Show HN: WAL Implementation in Golang (opens in new tab)

(github.com)

59 pointsstym061y ago29 comments

I wrote this simple WAL library in Golang that I use to write data that my kafka producer fails due to errors like Broker going down or some other issue. Took inspiration from etcd/wal

29 comments

while1malloc01y ago

Cool library. Two small generic Go library issues:

1. The rebuf.Init function panics. I almost never want a library to call panic, and when it does, I want the library function to denote that. The convention I’ve seen most often is to start the function name with Must, so MustInit instead of Init. In this case though, I think it’d be safe to be a little more lenient in what you accept as input and trim the trailing slash.

2. I never (not almost, actually never) want library code to call any of the fmt.Print functions unless the library is explicitly for writing output, or that behavior is strictly opt in. If the library really must print things, it should take a user supplied os.Writer and write to that. Let the user control what gets printed or not.

stym06OP1y ago

1. You're right! Will fix it to handle this as well as the support for relative directories

2. Yes, Will integrate a logging library instead of fmt (https://github.com/uber-go/zap)

while1malloc01y ago

Based on the child thread about zap vs slog I think I might not have been clear in my phrasing. The issue isn’t the specific functions used to print to the screen, it’s that library code is doing it at all. As the user of a library, I don’t want that library printing things to the screen if I don’t explicitly tell it to; decisions on logging/printing text to the screen are the responsibility of the person writing the end-user application code, not the library author. If the library author feels really strongly about printing stuff on the screen, they should make that behavior opt in, either with a configuration option or by providing some other mechanism that gives the user as much control over that behavior as possible (hence my example of throwing printing behavior into a user-supplied io.Writer)

arp2421y ago

What if I don't use zap?

Ideally you want to add an option via a function or interface:

  func New(optOne bool, log func(string, ...any)) {
    if log == nil {
        log = func(m string, a ...any) { fmt.Printf(m, a...) }
    }
    log("starting; optOne=%v", optOne)
  }

Or something along those lines.

1 more reply

antook1y ago

FYI, Go already has a structured logging package called [slog](https://go.dev/blog/slog) in the standard library since V1.21.

vlowther1y ago

Having written one of these, a few optimizations will go a long way:

1. syscall.Iovec allows you to build up multiple batches semi independently and then write them all in a single syscall and sync the file with the next one. It is a good basis for allowing multiple pending writes to proceed in independent go routines and have another one have all the responsibility for flushing data.
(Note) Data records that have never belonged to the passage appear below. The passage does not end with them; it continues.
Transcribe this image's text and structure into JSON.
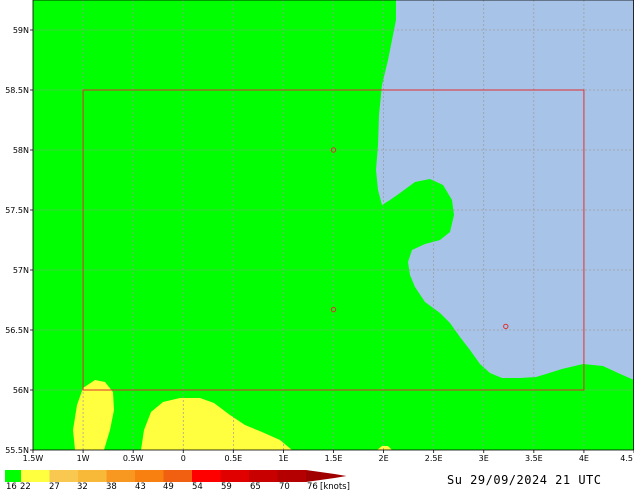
{
  "map": {
    "lat_range": [
      55.5,
      59.25
    ],
    "lon_range": [
      -1.5,
      4.5
    ],
    "lat_ticks": [
      {
        "value": 59,
        "label": "59N"
      },
      {
        "value": 58.5,
        "label": "58.5N"
      },
      {
        "value": 58,
        "label": "58N"
      },
      {
        "value": 57.5,
        "label": "57.5N"
      },
      {
        "value": 57,
        "label": "57N"
      },
      {
        "value": 56.5,
        "label": "56.5N"
      },
      {
        "value": 56,
        "label": "56N"
      },
      {
        "value": 55.5,
        "label": "55.5N"
      }
    ],
    "lon_ticks": [
      {
        "value": -1.5,
        "label": "1.5W"
      },
      {
        "value": -1,
        "label": "1W"
      },
      {
        "value": -0.5,
        "label": "0.5W"
      },
      {
        "value": 0,
        "label": "0"
      },
      {
        "value": 0.5,
        "label": "0.5E"
      },
      {
        "value": 1,
        "label": "1E"
      },
      {
        "value": 1.5,
        "label": "1.5E"
      },
      {
        "value": 2,
        "label": "2E"
      },
      {
        "value": 2.5,
        "label": "2.5E"
      },
      {
        "value": 3,
        "label": "3E"
      },
      {
        "value": 3.5,
        "label": "3.5E"
      },
      {
        "value": 4,
        "label": "4E"
      },
      {
        "value": 4.5,
        "label": "4.5"
      }
    ],
    "region_box": {
      "lon_min": -1,
      "lon_max": 4,
      "lat_min": 56,
      "lat_max": 58.5
    },
    "markers": [
      {
        "lon": 1.5,
        "lat": 58.0
      },
      {
        "lon": 1.5,
        "lat": 56.67
      },
      {
        "lon": 3.22,
        "lat": 56.53
      }
    ],
    "colors": {
      "land_sea_below_16": "#a8c3e8",
      "band_16_22": "#00ff00",
      "band_22_27": "#ffff40",
      "box": "#e03030",
      "marker": "#e03030",
      "grid": "#9a9a9a"
    }
  },
  "legend": {
    "unit_label": "[knots]",
    "labels": [
      "16",
      "22",
      "27",
      "32",
      "38",
      "43",
      "49",
      "54",
      "59",
      "65",
      "70",
      "76"
    ],
    "colors": [
      "#00ff00",
      "#ffff40",
      "#f8c850",
      "#f8b838",
      "#f89820",
      "#f88010",
      "#f06010",
      "#ff0000",
      "#e00000",
      "#c80000",
      "#b40000",
      "#a00000"
    ]
  },
  "timestamp": "Su 29/09/2024 21 UTC"
}
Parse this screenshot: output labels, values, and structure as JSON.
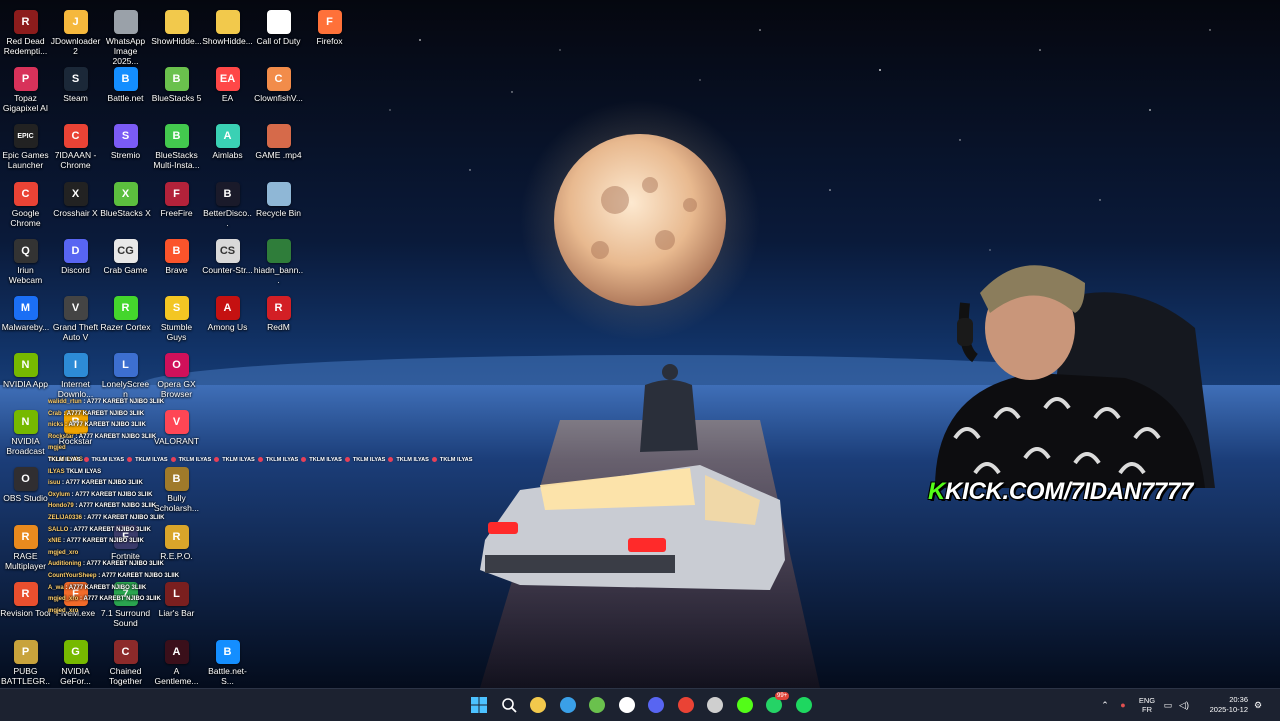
{
  "desktop": {
    "icons": [
      {
        "label": "Red Dead Redempti...",
        "icon": "rdr-icon",
        "color": "#8c1c1c",
        "glyph": "R"
      },
      {
        "label": "JDownloader 2",
        "icon": "jdownloader-icon",
        "color": "#f5b83d",
        "glyph": "J"
      },
      {
        "label": "WhatsApp Image 2025...",
        "icon": "image-file-icon",
        "color": "#9aa1a9",
        "glyph": ""
      },
      {
        "label": "ShowHidde...",
        "icon": "folder-icon",
        "color": "#f2c94c",
        "glyph": ""
      },
      {
        "label": "ShowHidde...",
        "icon": "folder-icon",
        "color": "#f2c94c",
        "glyph": ""
      },
      {
        "label": "Call of Duty",
        "icon": "file-icon",
        "color": "#ffffff",
        "glyph": ""
      },
      {
        "label": "Firefox",
        "icon": "firefox-icon",
        "color": "#ff7139",
        "glyph": "F"
      },
      {
        "label": "Topaz Gigapixel AI",
        "icon": "topaz-icon",
        "color": "#d8325a",
        "glyph": "P"
      },
      {
        "label": "Steam",
        "icon": "steam-icon",
        "color": "#1b2838",
        "glyph": "S"
      },
      {
        "label": "Battle.net",
        "icon": "battlenet-icon",
        "color": "#148eff",
        "glyph": "B"
      },
      {
        "label": "BlueStacks 5",
        "icon": "bluestacks-icon",
        "color": "#6ac14d",
        "glyph": "B"
      },
      {
        "label": "EA",
        "icon": "ea-icon",
        "color": "#ff4747",
        "glyph": "EA"
      },
      {
        "label": "ClownfishV...",
        "icon": "clownfish-icon",
        "color": "#f28c4a",
        "glyph": "C"
      },
      {
        "label": "Epic Games Launcher",
        "icon": "epic-games-icon",
        "color": "#222222",
        "glyph": "EPIC"
      },
      {
        "label": "7IDAAAN - Chrome",
        "icon": "chrome-icon",
        "color": "#ea4335",
        "glyph": "C"
      },
      {
        "label": "Stremio",
        "icon": "stremio-icon",
        "color": "#7b5bf5",
        "glyph": "S"
      },
      {
        "label": "BlueStacks Multi-Insta...",
        "icon": "bluestacks-multi-icon",
        "color": "#43c94e",
        "glyph": "B"
      },
      {
        "label": "Aimlabs",
        "icon": "aimlabs-icon",
        "color": "#3ad1b4",
        "glyph": "A"
      },
      {
        "label": "GAME .mp4",
        "icon": "video-file-icon",
        "color": "#d66a4a",
        "glyph": ""
      },
      {
        "label": "Google Chrome",
        "icon": "chrome-icon",
        "color": "#ea4335",
        "glyph": "C"
      },
      {
        "label": "Crosshair X",
        "icon": "crosshair-icon",
        "color": "#222222",
        "glyph": "X"
      },
      {
        "label": "BlueStacks X",
        "icon": "bluestacks-x-icon",
        "color": "#5cbf3e",
        "glyph": "X"
      },
      {
        "label": "FreeFire",
        "icon": "freefire-icon",
        "color": "#b3223a",
        "glyph": "F"
      },
      {
        "label": "BetterDisco...",
        "icon": "betterdiscord-icon",
        "color": "#1a1a2a",
        "glyph": "B"
      },
      {
        "label": "Recycle Bin",
        "icon": "recycle-bin-icon",
        "color": "#8fb7d6",
        "glyph": ""
      },
      {
        "label": "Iriun Webcam",
        "icon": "iriun-icon",
        "color": "#333333",
        "glyph": "Q"
      },
      {
        "label": "Discord",
        "icon": "discord-icon",
        "color": "#5865f2",
        "glyph": "D"
      },
      {
        "label": "Crab Game",
        "icon": "crab-game-icon",
        "color": "#e8e8e8",
        "glyph": "CG"
      },
      {
        "label": "Brave",
        "icon": "brave-icon",
        "color": "#fb542b",
        "glyph": "B"
      },
      {
        "label": "Counter-Str...",
        "icon": "counter-strike-icon",
        "color": "#d9d9d9",
        "glyph": "CS"
      },
      {
        "label": "hiadn_bann...",
        "icon": "file-icon",
        "color": "#2f7d3a",
        "glyph": ""
      },
      {
        "label": "Malwareby...",
        "icon": "malwarebytes-icon",
        "color": "#1b6ff5",
        "glyph": "M"
      },
      {
        "label": "Grand Theft Auto V",
        "icon": "gta-icon",
        "color": "#444444",
        "glyph": "V"
      },
      {
        "label": "Razer Cortex",
        "icon": "razer-icon",
        "color": "#44d62c",
        "glyph": "R"
      },
      {
        "label": "Stumble Guys",
        "icon": "stumble-guys-icon",
        "color": "#f3c623",
        "glyph": "S"
      },
      {
        "label": "Among Us",
        "icon": "among-us-icon",
        "color": "#c51111",
        "glyph": "A"
      },
      {
        "label": "RedM",
        "icon": "redm-icon",
        "color": "#d31f25",
        "glyph": "R"
      },
      {
        "label": "NVIDIA App",
        "icon": "nvidia-icon",
        "color": "#76b900",
        "glyph": "N"
      },
      {
        "label": "Internet Downlo...",
        "icon": "idm-icon",
        "color": "#2d8bd6",
        "glyph": "I"
      },
      {
        "label": "LonelyScreen",
        "icon": "lonelyscreen-icon",
        "color": "#3d6fd0",
        "glyph": "L"
      },
      {
        "label": "Opera GX Browser",
        "icon": "opera-gx-icon",
        "color": "#d0105a",
        "glyph": "O"
      },
      {
        "label": "NVIDIA Broadcast",
        "icon": "nvidia-broadcast-icon",
        "color": "#76b900",
        "glyph": "N"
      },
      {
        "label": "Rockstar",
        "icon": "rockstar-icon",
        "color": "#f0a400",
        "glyph": "R"
      },
      {
        "label": "VALORANT",
        "icon": "valorant-icon",
        "color": "#ff4655",
        "glyph": "V"
      },
      {
        "label": "OBS Studio",
        "icon": "obs-icon",
        "color": "#302e31",
        "glyph": "O"
      },
      {
        "label": "Bully Scholarsh...",
        "icon": "bully-icon",
        "color": "#a07a2a",
        "glyph": "B"
      },
      {
        "label": "RAGE Multiplayer",
        "icon": "rage-mp-icon",
        "color": "#e98a1e",
        "glyph": "R"
      },
      {
        "label": "Fortnite",
        "icon": "fortnite-icon",
        "color": "#3a3a6a",
        "glyph": "F"
      },
      {
        "label": "R.E.P.O.",
        "icon": "repo-icon",
        "color": "#d9a52a",
        "glyph": "R"
      },
      {
        "label": "Revision Tool",
        "icon": "revision-tool-icon",
        "color": "#e94f2e",
        "glyph": "R"
      },
      {
        "label": "FiveM.exe",
        "icon": "fivem-icon",
        "color": "#f26b2a",
        "glyph": "F"
      },
      {
        "label": "7.1 Surround Sound",
        "icon": "surround-icon",
        "color": "#2aa44f",
        "glyph": "7"
      },
      {
        "label": "Liar's Bar",
        "icon": "liars-bar-icon",
        "color": "#7a1f1f",
        "glyph": "L"
      },
      {
        "label": "PUBG BATTLEGR...",
        "icon": "pubg-icon",
        "color": "#c8a33c",
        "glyph": "P"
      },
      {
        "label": "NVIDIA GeFor...",
        "icon": "geforce-icon",
        "color": "#76b900",
        "glyph": "G"
      },
      {
        "label": "Chained Together",
        "icon": "chained-together-icon",
        "color": "#8c2a2a",
        "glyph": "C"
      },
      {
        "label": "A Gentleme...",
        "icon": "gentleman-icon",
        "color": "#3a0f1a",
        "glyph": "A"
      },
      {
        "label": "Battle.net-S...",
        "icon": "battlenet-icon",
        "color": "#148eff",
        "glyph": "B"
      }
    ]
  },
  "chat": {
    "messages": [
      {
        "user": "walidd_rtun",
        "text": ": A777 KAREBT NJIBO 3LIIK"
      },
      {
        "user": "Crab",
        "text": ": A777 KAREBT NJIBO 3LIIK"
      },
      {
        "user": "nicks",
        "text": ": A777 KAREBT NJIBO 3LIIK"
      },
      {
        "user": "Rockstar",
        "text": ": A777 KAREBT NJIBO 3LIIK"
      },
      {
        "user": "mgjed",
        "text": ""
      },
      {
        "user": "TKLM ILYAS",
        "text": ""
      },
      {
        "user": "ILYAS",
        "text": "TKLM ILYAS"
      },
      {
        "user": "isuu",
        "text": ": A777 KAREBT NJIBO 3LIIK"
      },
      {
        "user": "Oxylum",
        "text": ": A777 KAREBT NJIBO 3LIIK"
      },
      {
        "user": "Hondo79",
        "text": ": A777 KAREBT NJIBO 3LIIK"
      },
      {
        "user": "ZELIJA0336",
        "text": ": A777 KAREBT NJIBO 3LIIK"
      },
      {
        "user": "SALLO",
        "text": ": A777 KAREBT NJIBO 3LIIK"
      },
      {
        "user": "xNIE",
        "text": ": A777 KAREBT NJIBO 3LIIK"
      },
      {
        "user": "mgjed_xro",
        "text": ""
      },
      {
        "user": "Auditioning",
        "text": ": A777 KAREBT NJIBO 3LIIK"
      },
      {
        "user": "CountYourSheep",
        "text": ": A777 KAREBT NJIBO 3LIIK"
      },
      {
        "user": "A_wa",
        "text": ": A777 KAREBT NJIBO 3LIIK"
      },
      {
        "user": "mgjed_xro",
        "text": ": A777 KAREBT NJIBO 3LIIK"
      },
      {
        "user": "mgjed_xro",
        "text": ""
      }
    ],
    "spam_line": "TKLM ILYAS"
  },
  "stream": {
    "kick_url": "KICK.COM/7IDAN7777",
    "kick_logo": "K"
  },
  "taskbar": {
    "apps": [
      {
        "name": "start-button",
        "glyph": "",
        "color": "#3a9bf0"
      },
      {
        "name": "search-icon",
        "glyph": "",
        "color": "#ffffff"
      },
      {
        "name": "file-explorer-icon",
        "glyph": "",
        "color": "#f2c94c"
      },
      {
        "name": "microsoft-store-icon",
        "glyph": "",
        "color": "#3aa0e8"
      },
      {
        "name": "bluestacks-taskbar-icon",
        "glyph": "",
        "color": "#6ac14d"
      },
      {
        "name": "obs-taskbar-icon",
        "glyph": "",
        "color": "#ffffff"
      },
      {
        "name": "discord-taskbar-icon",
        "glyph": "",
        "color": "#5865f2"
      },
      {
        "name": "chrome-taskbar-icon",
        "glyph": "",
        "color": "#ea4335"
      },
      {
        "name": "crosshair-taskbar-icon",
        "glyph": "",
        "color": "#cfcfcf"
      },
      {
        "name": "kick-taskbar-icon",
        "glyph": "",
        "color": "#53fc18"
      },
      {
        "name": "whatsapp-taskbar-icon",
        "glyph": "",
        "color": "#25d366"
      },
      {
        "name": "spotify-taskbar-icon",
        "glyph": "",
        "color": "#1ed760"
      }
    ],
    "whatsapp_badge": "99+",
    "language_top": "ENG",
    "language_bottom": "FR",
    "time": "20:36",
    "date": "2025-10-12"
  }
}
2. It is better to use larger preallocated files than a bunch of smaller ones, along with batching, fixed size headers and padding write blocks to a known size. 16 megabytes per wal and a 128 byte padding worked well for me.

3. Batching writes until they reach a max buffer size and/or a max buffer age can also massively increase throughput. 1 megabyte max pending write or 50 ms time passed worked pretty well for me for batching and throughput to start with, then dynamically tuning the last bound to the rolling average of the time the last 16 write+sync operations (and a hard upper bound to deal with 99th percentile latency badness) worked better. Bounded channels and a little clever math makes parallelizing all of this pretty seamless.

4. Mmap'ing the wals makes consistency checking and byte level fiddling much easier on replay. No need to seek or use a buffered reader, just use slice math and copy() or append() to pull out what you need.

stym06OP1y ago

Thanks! Could you please point me to a reference for (1)

etcd/wal actually does do preallocations (https://github.com/etcd-io/etcd/blob/24e05998c68f481af2bd567...)

Yet to implement max buffer age! Any references for this would be bomb!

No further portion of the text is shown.